Marriage--Italian Style (1964) - APRIL 28

In 1961, Marcello Mastroianni starred in Divorce Italian Style. It's a comedy about killing your wife so you can marry your mistress. I know. Hilarious.

The point is, it was a comedy, so when Mastroianni teamed up with his most frequent and most famous on screen partner, Sophia Loren, to make Marriage--Italian Style in 1964, the presumption must have been that this would be another comedy.

That's what I assumed when I first saw the film some years back. But this is hardly a straightforward comedy. I don't even know how to describe it. Certainly it's a drama, achingly poignant and honest at moments. At others, it is intensely and memorably funny. If social media had been around in 1964, the young people would have written, "Just saw Marriage--Italian Style. I totally RF'd" (and yes, I had to Google "laugh out loud" in Italian. It's "ridere forte").

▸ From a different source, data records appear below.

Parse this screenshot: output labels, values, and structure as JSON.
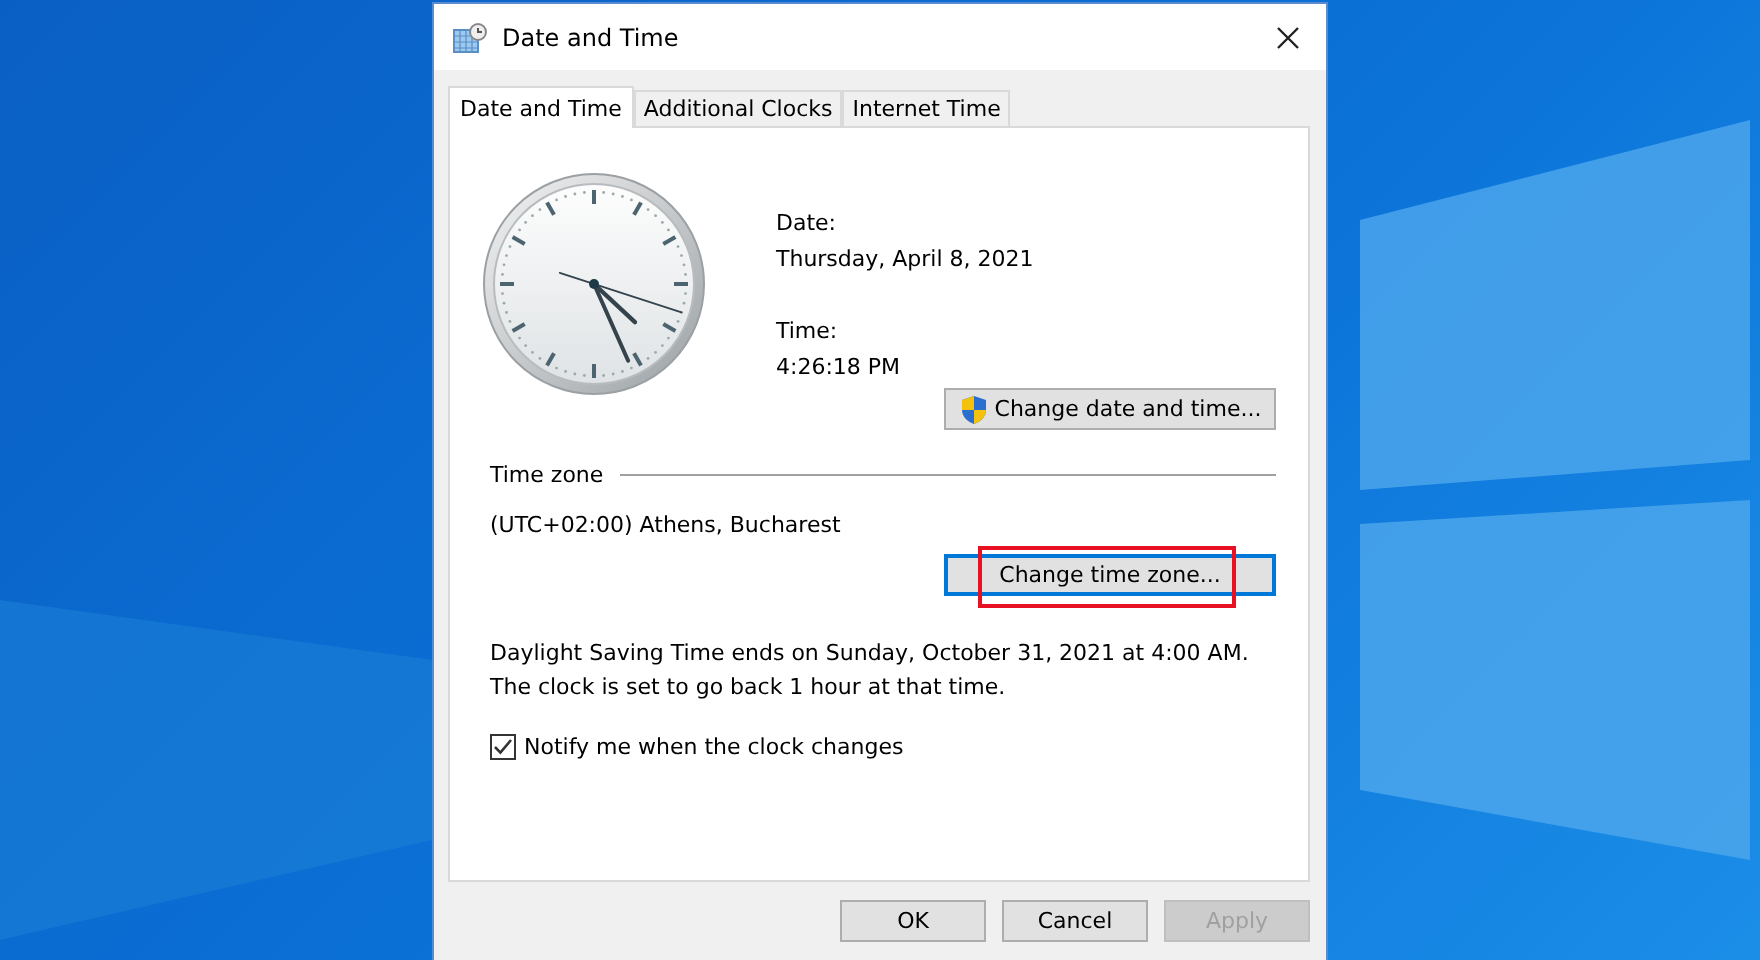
{
  "window": {
    "title": "Date and Time"
  },
  "tabs": [
    {
      "label": "Date and Time",
      "selected": true
    },
    {
      "label": "Additional Clocks",
      "selected": false
    },
    {
      "label": "Internet Time",
      "selected": false
    }
  ],
  "date": {
    "label": "Date:",
    "value": "Thursday, April 8, 2021"
  },
  "time": {
    "label": "Time:",
    "value": "4:26:18 PM"
  },
  "change_date_button": {
    "label": "Change date and time..."
  },
  "time_zone": {
    "heading": "Time zone",
    "value": "(UTC+02:00) Athens, Bucharest",
    "button": {
      "label": "Change time zone...",
      "focused": true,
      "highlighted": true
    }
  },
  "dst_note": "Daylight Saving Time ends on Sunday, October 31, 2021 at 4:00 AM. The clock is set to go back 1 hour at that time.",
  "notify": {
    "label": "Notify me when the clock changes",
    "checked": true
  },
  "buttons": [
    {
      "label": "OK",
      "disabled": false
    },
    {
      "label": "Cancel",
      "disabled": false
    },
    {
      "label": "Apply",
      "disabled": true
    }
  ]
}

Mastroianni is Domenico, a businessman who visits a brothel in Naples during the Allied assault on the city in 1943. He meets a young, frightened prostitute, Filomena. They see each other again after the war, and she eventually becomes his exclusive mistress. Soon, she's involved in his professional and personal life, running his pastry shop and household, and taking care of his senile mother. But she does all this as his mistress, not his wife.

Eventually Domenico proposes marriage-- not to Filomena--but to the younger, newer, beautiful cashier at the pastry shop, promoting Filomena to engage in one of the all-time great movie ruses.

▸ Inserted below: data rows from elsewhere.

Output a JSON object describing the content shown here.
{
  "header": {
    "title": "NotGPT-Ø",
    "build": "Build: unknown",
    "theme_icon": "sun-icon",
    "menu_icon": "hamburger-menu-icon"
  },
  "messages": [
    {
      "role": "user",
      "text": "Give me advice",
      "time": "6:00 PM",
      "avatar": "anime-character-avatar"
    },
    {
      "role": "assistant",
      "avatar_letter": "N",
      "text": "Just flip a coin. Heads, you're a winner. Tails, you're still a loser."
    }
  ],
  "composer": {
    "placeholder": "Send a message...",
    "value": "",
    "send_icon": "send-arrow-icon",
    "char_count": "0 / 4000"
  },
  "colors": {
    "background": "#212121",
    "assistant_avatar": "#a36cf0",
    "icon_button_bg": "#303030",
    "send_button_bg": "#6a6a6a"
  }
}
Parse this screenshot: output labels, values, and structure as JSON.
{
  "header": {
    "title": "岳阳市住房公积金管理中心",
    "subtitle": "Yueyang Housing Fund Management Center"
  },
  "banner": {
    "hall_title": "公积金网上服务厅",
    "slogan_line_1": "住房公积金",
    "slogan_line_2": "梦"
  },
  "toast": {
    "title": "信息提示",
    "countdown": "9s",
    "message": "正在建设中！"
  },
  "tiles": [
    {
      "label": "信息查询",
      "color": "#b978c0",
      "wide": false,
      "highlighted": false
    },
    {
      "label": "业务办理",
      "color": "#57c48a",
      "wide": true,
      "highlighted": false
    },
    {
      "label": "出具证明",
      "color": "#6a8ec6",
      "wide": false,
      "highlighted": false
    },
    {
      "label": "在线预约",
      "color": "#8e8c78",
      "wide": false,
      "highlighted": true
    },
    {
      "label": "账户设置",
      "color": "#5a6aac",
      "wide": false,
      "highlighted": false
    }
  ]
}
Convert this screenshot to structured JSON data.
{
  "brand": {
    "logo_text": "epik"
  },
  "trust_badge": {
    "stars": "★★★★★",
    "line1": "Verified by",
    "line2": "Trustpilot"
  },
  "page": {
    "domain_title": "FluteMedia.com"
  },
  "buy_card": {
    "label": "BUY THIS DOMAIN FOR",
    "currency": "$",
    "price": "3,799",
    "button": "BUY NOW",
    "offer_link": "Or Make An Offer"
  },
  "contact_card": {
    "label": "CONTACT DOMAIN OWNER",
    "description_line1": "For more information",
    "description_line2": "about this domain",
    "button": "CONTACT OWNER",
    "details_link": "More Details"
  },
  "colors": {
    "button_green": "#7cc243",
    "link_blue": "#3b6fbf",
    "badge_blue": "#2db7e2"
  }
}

This is Filomena's movie: The story of a prostitute with three sons (one of whom she insists is Domenico's), trying desperately to legitimize herself and her boys in a society that, at best, marginalizes women like her and, at its worst, remains aggressively indifferent to her plight.

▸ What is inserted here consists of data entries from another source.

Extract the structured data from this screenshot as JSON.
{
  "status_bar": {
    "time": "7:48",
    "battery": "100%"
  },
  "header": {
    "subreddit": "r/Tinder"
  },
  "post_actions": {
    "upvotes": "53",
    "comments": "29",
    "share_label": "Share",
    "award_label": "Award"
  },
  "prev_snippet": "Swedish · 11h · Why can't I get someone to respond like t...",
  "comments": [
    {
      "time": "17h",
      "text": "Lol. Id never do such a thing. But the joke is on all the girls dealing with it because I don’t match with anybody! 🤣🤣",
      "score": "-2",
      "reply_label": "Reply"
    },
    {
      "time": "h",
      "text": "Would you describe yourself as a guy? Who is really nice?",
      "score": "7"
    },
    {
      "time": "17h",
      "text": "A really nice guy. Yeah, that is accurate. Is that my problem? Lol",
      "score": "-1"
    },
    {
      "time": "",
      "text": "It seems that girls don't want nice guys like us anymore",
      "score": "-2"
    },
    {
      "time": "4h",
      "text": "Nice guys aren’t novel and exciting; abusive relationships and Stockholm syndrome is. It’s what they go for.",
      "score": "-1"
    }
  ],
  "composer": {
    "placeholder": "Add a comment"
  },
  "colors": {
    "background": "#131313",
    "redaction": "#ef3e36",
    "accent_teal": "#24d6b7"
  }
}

At the 2015 TCM Classic Film Festival in Hollywood, I was honored to interview Sophia Loren on closing night before we screened Marriage--Italian Style. With her backstage was her son, writer-director Edoardo Ponti, who speaks English with much greater ease than his mother. During my interview, Loren paused for a moment, "My son told me say that this film is not a comedy or a drama," she said to the audience as she brought her hand toward her face, where I could seen she'd written a word on it in black ink. "It is a dra-medy," she said, reading the word on her hand in the beautifully accented English that sounds as if it should be the official language of seduction.

So I guess Marriage--Italian Style is a dramedy. Sophia Loren says so.